Wir wollten von Anfang an eine Charakterriege mit den unterschiedlichsten Persönlichkeiten. Fawkes, unser Protagonist, ist non-binär und wir haben uns entschieden, dass das kein Thema war, über das diskutiert werden musste, kein Dilemma, über das intensiv nachgedacht werden musste. Wir wollten auch verschiedenste Ethnien, Sexualitäten und Geschlechteridentitäten ins Spiel bringen, um die gelebte Realität der Mitarbeiter im Studio zu reflektieren. Uns war es wichtig, all diese Dinge zu normalisieren und sie in die Welt einzuflechten, weshalb wir auch die dazu passenden Sprecher engagierten, die diesen Charakteren ihre Stimmen leihen sollten. Visuell standen wir vor der Herausforderung, wie wir bestimmte Aspekte dieser Identitäten auf realistische Weise darstellen konnten, nachdem die Körper der Wärter ja allesamt nichtmenschlich waren. In anderen Fällen entschieden wir uns bewusst, mit kognitiver Dissonanz zu spielen – zum Beispiel bei zwei männlichen Cisgender-Charakteren, die in weiblich kodierten Körpern hausen. Letztendlich erlaubten wir den Charakteren selbst, unsere Hand zu führen.

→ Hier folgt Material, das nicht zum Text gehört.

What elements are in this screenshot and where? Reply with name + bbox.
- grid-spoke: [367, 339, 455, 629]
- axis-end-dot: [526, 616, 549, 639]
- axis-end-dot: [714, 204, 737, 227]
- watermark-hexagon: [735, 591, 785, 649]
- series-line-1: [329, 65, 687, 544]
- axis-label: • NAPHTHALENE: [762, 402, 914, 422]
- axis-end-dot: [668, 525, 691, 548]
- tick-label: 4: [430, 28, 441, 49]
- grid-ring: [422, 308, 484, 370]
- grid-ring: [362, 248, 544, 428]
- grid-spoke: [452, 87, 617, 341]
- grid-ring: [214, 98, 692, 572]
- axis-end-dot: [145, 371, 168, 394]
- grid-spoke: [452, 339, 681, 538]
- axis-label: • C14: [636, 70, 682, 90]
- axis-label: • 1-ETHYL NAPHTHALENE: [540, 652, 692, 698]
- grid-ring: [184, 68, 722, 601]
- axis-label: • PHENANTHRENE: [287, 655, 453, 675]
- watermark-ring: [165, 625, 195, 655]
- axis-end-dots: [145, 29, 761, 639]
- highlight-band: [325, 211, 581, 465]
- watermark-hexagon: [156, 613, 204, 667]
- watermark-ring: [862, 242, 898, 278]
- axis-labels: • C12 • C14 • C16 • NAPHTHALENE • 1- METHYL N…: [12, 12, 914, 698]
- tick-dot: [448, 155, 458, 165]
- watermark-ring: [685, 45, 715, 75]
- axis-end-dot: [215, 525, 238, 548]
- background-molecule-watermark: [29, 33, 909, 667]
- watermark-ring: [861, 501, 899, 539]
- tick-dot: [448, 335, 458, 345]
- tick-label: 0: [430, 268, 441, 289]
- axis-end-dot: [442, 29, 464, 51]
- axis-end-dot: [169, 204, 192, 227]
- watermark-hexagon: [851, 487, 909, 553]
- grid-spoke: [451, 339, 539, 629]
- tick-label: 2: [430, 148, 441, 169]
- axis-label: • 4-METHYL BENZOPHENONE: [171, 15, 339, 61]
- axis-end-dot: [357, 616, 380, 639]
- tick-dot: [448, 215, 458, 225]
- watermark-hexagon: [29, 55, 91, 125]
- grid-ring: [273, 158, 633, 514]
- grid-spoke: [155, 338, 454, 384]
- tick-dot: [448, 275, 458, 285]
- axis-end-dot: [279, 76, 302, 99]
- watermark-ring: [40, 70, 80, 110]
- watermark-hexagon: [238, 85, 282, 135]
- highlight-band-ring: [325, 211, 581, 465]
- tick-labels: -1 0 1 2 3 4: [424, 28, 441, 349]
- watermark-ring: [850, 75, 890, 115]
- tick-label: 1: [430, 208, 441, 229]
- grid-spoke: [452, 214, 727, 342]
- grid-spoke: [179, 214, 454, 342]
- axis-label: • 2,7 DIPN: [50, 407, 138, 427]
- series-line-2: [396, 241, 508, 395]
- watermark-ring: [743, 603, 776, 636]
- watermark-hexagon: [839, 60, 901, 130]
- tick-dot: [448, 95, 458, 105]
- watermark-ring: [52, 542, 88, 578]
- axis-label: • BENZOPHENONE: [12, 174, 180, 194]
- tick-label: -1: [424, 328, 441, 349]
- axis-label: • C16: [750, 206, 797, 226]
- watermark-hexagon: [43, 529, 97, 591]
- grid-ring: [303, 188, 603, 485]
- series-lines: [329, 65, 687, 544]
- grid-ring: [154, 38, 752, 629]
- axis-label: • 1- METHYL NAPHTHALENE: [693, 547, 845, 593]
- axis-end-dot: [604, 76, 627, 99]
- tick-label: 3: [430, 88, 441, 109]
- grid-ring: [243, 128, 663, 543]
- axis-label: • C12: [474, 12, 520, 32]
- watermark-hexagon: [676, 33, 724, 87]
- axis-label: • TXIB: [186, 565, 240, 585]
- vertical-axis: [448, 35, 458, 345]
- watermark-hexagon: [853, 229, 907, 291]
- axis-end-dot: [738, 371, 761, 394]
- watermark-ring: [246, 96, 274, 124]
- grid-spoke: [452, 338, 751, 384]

Und zu guter Letzt legten wir auch noch eine Bibliothek mit Hintergrundwissen an, das die Spieler auf ihrer Reise durch die Spielwelt finden können. Die einzelnen Einträge ergeben nach und nach einen Kodex – mehr ein Archiv als eine umfangreiche Enzyklopädie – mit Briefen, Tagebucheinträgen und anderen Fenstern in das Leben der Bewohner von Luna, die den Erfahrungen von Fawkes Kontext verleihen. Das Endergebnis ist hoffentlich ein kleiner Blick in eine Welt, die bereits 200 Jahre, bevor Fawkes zum ersten Mal Fuß auf den Blutmond gesetzt hat, untergegangen ist.